Die erfolgreiche Etablierung der AMP-Forschung in Kiel ist sicherlich auch in besonderer Weise der fortwährenden intensiven Unterstützung durch den damaligen Klinikdirektor Prof. Dr. Enno Christophers zu verdanken. Prof. Dr. Enno Christophers hat schon im Jahre 1979 Prof. Dr. Jens-Michael Schröder als Biochemiker zur Verstärkung der Forschung an die Kieler Hautklinik geholt. Diese damals von Prof. Christophers sicherlich als noch recht visionär anzusehende Auffassung, Forschung an den Universitätskliniken gezielt durch Naturwissenschaftler stärken zu müssen, wird ja mittlerweile in den meisten universitären Kliniken praktiziert.
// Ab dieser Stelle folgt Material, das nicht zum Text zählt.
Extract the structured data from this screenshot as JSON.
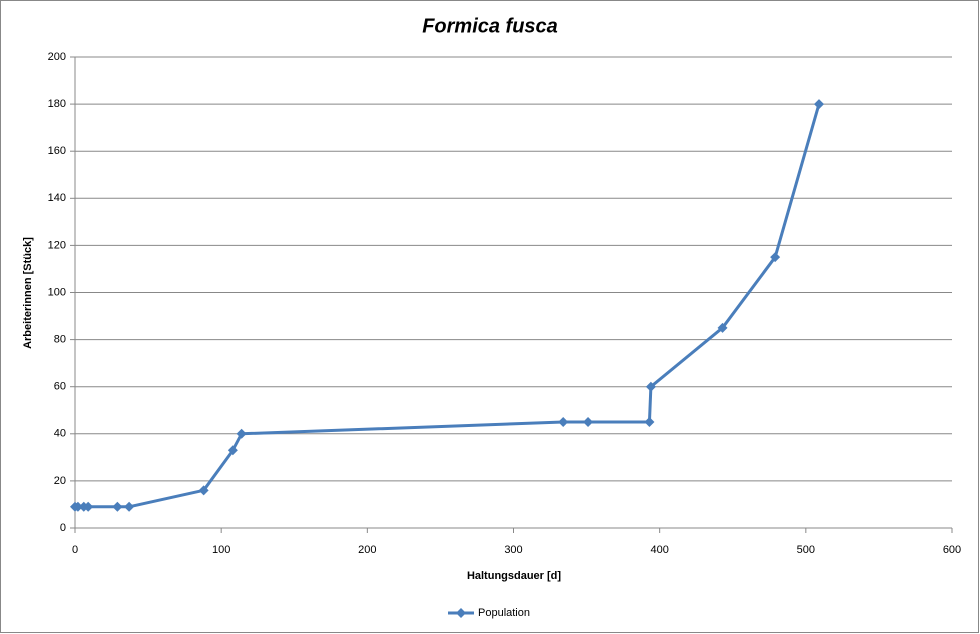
{
  "chart_data": {
    "type": "line",
    "title": "Formica fusca",
    "x_label": "Haltungsdauer [d]",
    "y_label": "Arbeiterinnen [Stück]",
    "x": [
      0,
      2,
      6,
      9,
      29,
      37,
      88,
      108,
      114,
      334,
      351,
      393,
      394,
      443,
      479,
      509
    ],
    "series": [
      {
        "name": "Population",
        "color": "#4a7ebb",
        "values": [
          9,
          9,
          9,
          9,
          9,
          9,
          16,
          33,
          40,
          45,
          45,
          45,
          60,
          85,
          115,
          180
        ]
      }
    ],
    "xlim": [
      0,
      600
    ],
    "xticks": [
      0,
      100,
      200,
      300,
      400,
      500,
      600
    ],
    "ylim": [
      0,
      200
    ],
    "yticks": [
      0,
      20,
      40,
      60,
      80,
      100,
      120,
      140,
      160,
      180,
      200
    ],
    "grid": true,
    "legend": "bottom"
  }
}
Die erfolgreiche AMP-Forschung an der Kieler Hautklinik wird auch durch die damalige (2002) Etablierung eines DFG-geförderten Sonderforschungsbereiches (SFB 617) unter der Leitung der Kieler Hautklinik unter Vorsitz von Prof. Schröder deutlich. Dieser SFB hat sich u. a. mit den AMPs als Effektoren der epithelialen Abwehr befasst.
Als Nachfolger von Prof. Christophers wurde im Jahre 2004 Prof. Dr. Thomas Schwarz neuer Direktor der Kieler Universitäts-Hautklinik. Dankenswerterweise unterstützt Prof. Schwarz die Thematik der AMP-Forschung weiterhin, sodass auch nach dem Weggang von Prof. Christophers weiter Kontinuität auf diesem Forschungssektor an der Kieler Hautklinik gewährleistet ist. Prof. Schwarz hat auch eigene Forschungsinteressen aus seinem Spezialgebiet der UV-Forschung mit einfließen lassen und konnte mit seiner Arbeitsgruppe aufzeigen, dass UV-Strahlung die Produktion wichtiger AMPs in der Haut anregt [28]. Diese durch die UV-Strahlung vermittelte erhöhte Produktion von AMP mag mit erklären, warum Patienten mit intensiver UV-Exposition keine auffällig höhere kutane Infektionsanfälligkeit aufweisen, obwohl bekanntermaßen die adaptive Immunität durch erhöhte UV-Level negativ beeinflusst wird.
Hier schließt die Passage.